At Edgetech, we’re delighted that common sense has prevailed for a second time regarding product safety regulations and the UK’s exit from the EU. But we still have some concerns.
We’ve been closely following the government’s plans for replacing the CE mark: the symbol that for decades has indicated whether a product complies with EU health, safety and environmental protection laws. When the UK voted to leave the EU, it was inevitable that system would have to change. But in the early stages, the government’s handling of the process was far from satisfactory.
Ministers suddenly announced that businesses would have to start complying with its new UKCA mark by January 2022, leaving extremely little time for thousands of companies to get vast numbers of products retested. Faced with a backlash from industry and lobbying from trade bodies, the government reconsidered, recognised the challenges faced by industry, and extended the deadline to 1 January 2023.
Now, they’ve gone further. One of the biggest challenges preventing businesses from certifying their products to the new UK standard was the lack of a mutual recognition agreement that would allow them to use test data from EU-recognised notified test houses to support their certification.
This has changed. The government has made it clear that AVCP System 3 testing data from an EU-recognised notified body will be accepted until the 31 December 2022. This makes things significantly easier for UK businesses to achieve UKCA marking and is therefore an extremely positive move.
However, one of the core difficulties still remains. Even now that data from EU-notified bodies will be accepted, there are still only a relatively small number of test centres to go around, and thousands of businesses from multiple sectors rushing to get their products tested.
Our fear is that this is only going to provide short-term relief. Many of these tests take months to complete in test centres that are already backed up.
So what happens in the long-term? After we reach the 1 January 2023 deadline, if testing is delayed or incomplete or if recertification is required as a result of product introduction or changes, what happens then? If the only test resources are UK-approved bodies, how does the industry cope, particularly when not all certification required is even available from a UK approved body?

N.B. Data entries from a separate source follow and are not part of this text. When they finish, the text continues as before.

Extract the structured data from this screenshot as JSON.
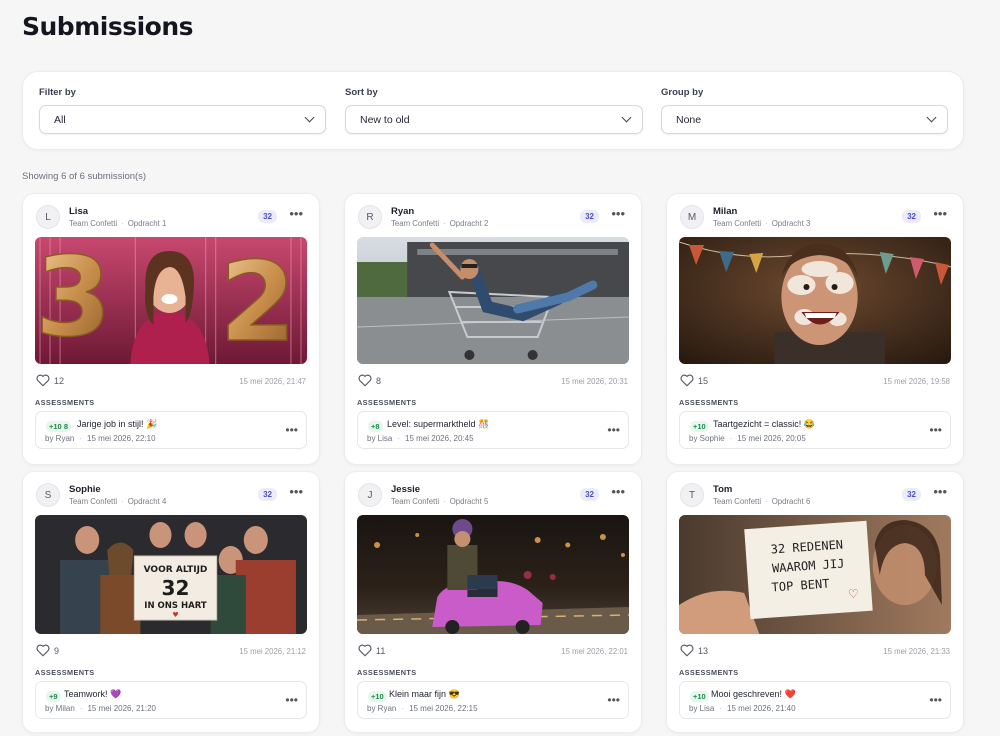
{
  "page": {
    "title": "Submissions"
  },
  "filters": {
    "filter_by": {
      "label": "Filter by",
      "value": "All"
    },
    "sort_by": {
      "label": "Sort by",
      "value": "New to old"
    },
    "group_by": {
      "label": "Group by",
      "value": "None"
    }
  },
  "showing_text": "Showing 6 of 6 submission(s)",
  "assessments_label": "ASSESSMENTS",
  "cards": [
    {
      "initial": "L",
      "name": "Lisa",
      "team": "Team Confetti",
      "assignment": "Opdracht 1",
      "count": "32",
      "likes": "12",
      "date": "15 mei 2026, 21:47",
      "assessment": {
        "points": "+10",
        "points_extra": "8",
        "text": "Jarige job in stijl! 🎉",
        "by": "by Ryan",
        "date": "15 mei 2026, 22:10"
      }
    },
    {
      "initial": "R",
      "name": "Ryan",
      "team": "Team Confetti",
      "assignment": "Opdracht 2",
      "count": "32",
      "likes": "8",
      "date": "15 mei 2026, 20:31",
      "assessment": {
        "points": "+8",
        "points_extra": "",
        "text": "Level: supermarktheld 🎊",
        "by": "by Lisa",
        "date": "15 mei 2026, 20:45"
      }
    },
    {
      "initial": "M",
      "name": "Milan",
      "team": "Team Confetti",
      "assignment": "Opdracht 3",
      "count": "32",
      "likes": "15",
      "date": "15 mei 2026, 19:58",
      "assessment": {
        "points": "+10",
        "points_extra": "",
        "text": "Taartgezicht = classic! 😂",
        "by": "by Sophie",
        "date": "15 mei 2026, 20:05"
      }
    },
    {
      "initial": "S",
      "name": "Sophie",
      "team": "Team Confetti",
      "assignment": "Opdracht 4",
      "count": "32",
      "likes": "9",
      "date": "15 mei 2026, 21:12",
      "assessment": {
        "points": "+9",
        "points_extra": "",
        "text": "Teamwork! 💜",
        "by": "by Milan",
        "date": "15 mei 2026, 21:20"
      }
    },
    {
      "initial": "J",
      "name": "Jessie",
      "team": "Team Confetti",
      "assignment": "Opdracht 5",
      "count": "32",
      "likes": "11",
      "date": "15 mei 2026, 22:01",
      "assessment": {
        "points": "+10",
        "points_extra": "",
        "text": "Klein maar fijn 😎",
        "by": "by Ryan",
        "date": "15 mei 2026, 22:15"
      }
    },
    {
      "initial": "T",
      "name": "Tom",
      "team": "Team Confetti",
      "assignment": "Opdracht 6",
      "count": "32",
      "likes": "13",
      "date": "15 mei 2026, 21:33",
      "assessment": {
        "points": "+10",
        "points_extra": "",
        "text": "Mooi geschreven! ❤️",
        "by": "by Lisa",
        "date": "15 mei 2026, 21:40"
      }
    }
  ],
  "photos": {
    "balloon_digits": "32",
    "sign_lines": [
      "VOOR ALTIJD",
      "32",
      "IN ONS HART"
    ],
    "note_lines": [
      "32 REDENEN",
      "WAAROM JIJ",
      "TOP BENT"
    ]
  },
  "colors": {
    "accent": "#4a4fc9",
    "accent_bg": "#ebebfa",
    "points_green": "#1f8a4c",
    "points_bg": "#e6f6ec"
  }
}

Currently there’s a lack of UK-approved bodies capable of testing IGUs to certain specific requirements in EN1279 or WA17/1 thermal testing in the UK. And then there’s the extremely complicated situation in Northern Ireland, where businesses are faced with the costly and challenging prospect of having to meet CE, UKCA and the territory’s own UKNI marks all at once, potentially having to gain duplicate certification from different regional test bodies. Rather than a succession of quick fixes, none of which deal with the core issue, we hope we’ll see ministers in the UK and the EU agree on the most pragmatic solution – an ongoing mutual recognition agreement that sees EU body test certificates accepted in the UK and vice versa.